Por su parte, la defensa negó los hechos y argumentó que no existían testigos directos de la supuesta agresión, además de cuestionar la credibilidad de la víctima por su consumo de sustancias y contradicciones en su relato. También sugirió que las lesiones podrían haberse producido durante el forcejeo al momento de la detención.

Sin embargo, el juez rechazó estos planteos y sostuvo que el testimonio de la víctima resultó coherente y estuvo respaldado por otros elementos objetivos, como las imágenes de video, los informes médicos y las declaraciones del personal policial presente en la dependencia.

En su fallo, Boulenaz concluyó que el policía castense actuó con pleno conocimiento de su conducta, aprovechando su función para trasladar al detenido a un “punto ciego” de la comisaría con el objetivo de agredirlo física y psicológicamente, vulnerando su dignidad.
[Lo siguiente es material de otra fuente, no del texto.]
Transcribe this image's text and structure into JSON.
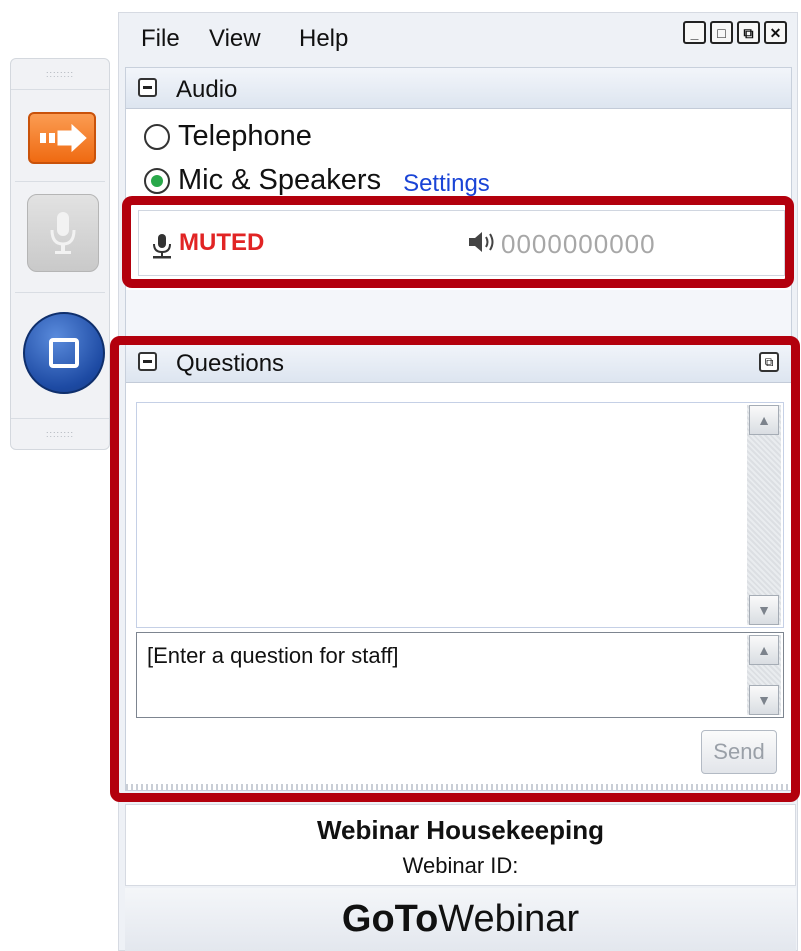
{
  "menu": {
    "file": "File",
    "view": "View",
    "help": "Help"
  },
  "window_buttons": {
    "minimize": "_",
    "maximize": "□",
    "restore": "⧉",
    "close": "✕"
  },
  "audio": {
    "title": "Audio",
    "options": [
      {
        "label": "Telephone",
        "selected": false
      },
      {
        "label": "Mic & Speakers",
        "selected": true
      }
    ],
    "settings_link": "Settings",
    "status": "MUTED",
    "level_meter": "0000000000"
  },
  "questions": {
    "title": "Questions",
    "input_placeholder": "[Enter a question for staff]",
    "send_label": "Send"
  },
  "info": {
    "title": "Webinar Housekeeping",
    "webinar_id_label": "Webinar ID:"
  },
  "brand": {
    "bold": "GoTo",
    "rest": "Webinar"
  },
  "colors": {
    "accent_orange": "#ef6a12",
    "stop_blue": "#1d4aa3",
    "muted_red": "#e12424",
    "highlight_red": "#b3000d",
    "link_blue": "#1a44d6"
  },
  "icons": [
    "grip-icon",
    "arrow-icon",
    "microphone-icon",
    "stop-icon",
    "speaker-icon",
    "collapse-icon",
    "popout-icon",
    "scroll-up-icon",
    "scroll-down-icon"
  ]
}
El tribunal encuadró el hecho como vejaciones en concurso ideal con lesiones leves agravadas por tratarse de un miembro de las fuerzas de seguridad. Además de la pena condicional, se dispuso la inhabilitación por el doble del tiempo para ejercer funciones policiales y la comunicación del fallo a la Fiscalía de Investigaciones Administrativas.